Das Durchnittsbruttoeinkommen eines Arbeitnehmers liegt heute hingegen etwa bei (positiv angenommenen) 2.250 Euro.Bild und die Arbeitgeberverbände unterstellen also bei ihrer Rechnung einen Spitzenverdiener, tun aber so, als würde sie für einen durchschnittlich verdienenden Arbeitnehmer zutreffen.
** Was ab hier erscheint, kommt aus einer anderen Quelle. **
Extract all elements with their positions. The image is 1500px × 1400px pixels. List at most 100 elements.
Das nenne ich ein bewusste Irreführung und eine Verfälschung der Tatsachen. - Man fragt sich nun, warum sich die Deutsche Rentenversicherung nicht gegen diese Propaganda zur Wehr setzt.
Aber auch darüber braucht man sich nicht zu wundern: Der in der FAZ als Mitglied der Hauptgeschäftsführung der Bundesvereinigung der Deutschen Arbeitgeberverbände (BDA) mit seinen Behauptungen über die Kosten der Rentenerhöhung zitierte Alexander Gunkel ist zugleich Vorsitzender des Vorstandes der Deutschen Rentenversicherung Bund.
Kein Wunder also, wenn bei der gesetzlichen Rentenversicherung solche Lobbyisten an verantwortlicher Stelle sitzen, dass von dort keinerlei Verteidigung der minimalen Erhöhung der Rente um 1,1 Prozent erfolgt.
Nebenbei: Real ist das ja noch nicht einmal eine Erhöhung, da das Statistische Bundesamt von einer Preissteigerung im Jahre 2008 von über 2 Prozent ausgeht. - Nach einer Langzeitstudie des Konfliktforschers Wilhelm Heitmeyer hat die „gruppenbezogene Menschenfeindlichkeit“ in unserer Gesellschaft deutlich zugenommen. Die „Arbeitslosenfeindlichkeit“ hat die „Fremdenfeindlichkeit“ überholt, dazu hat Bild in den letzten Jahren kräftig beigetragen. Die Kampagnen mit der die Arbeitnehmer gegen die Rentner aufgehetzt werden, wie in der heutigen Bild-Zeitung, schaffen ein weiteres gesellschaftliches Feindbild, nämlich die „Rentnerfeindlichkeit“.
- Die heutige Schlagzeile der Bild-Zeitung passt in die schon jahrelang betriebene Kampagne dieses Blattes zusammen mit der Versicherungswirtschaft gegen die gesetzliche Rente und für die private Vorsorge. (Vgl. dazu das Kritische Jahrbuch 2007 der NachDenkSeiten S. 75 ff.)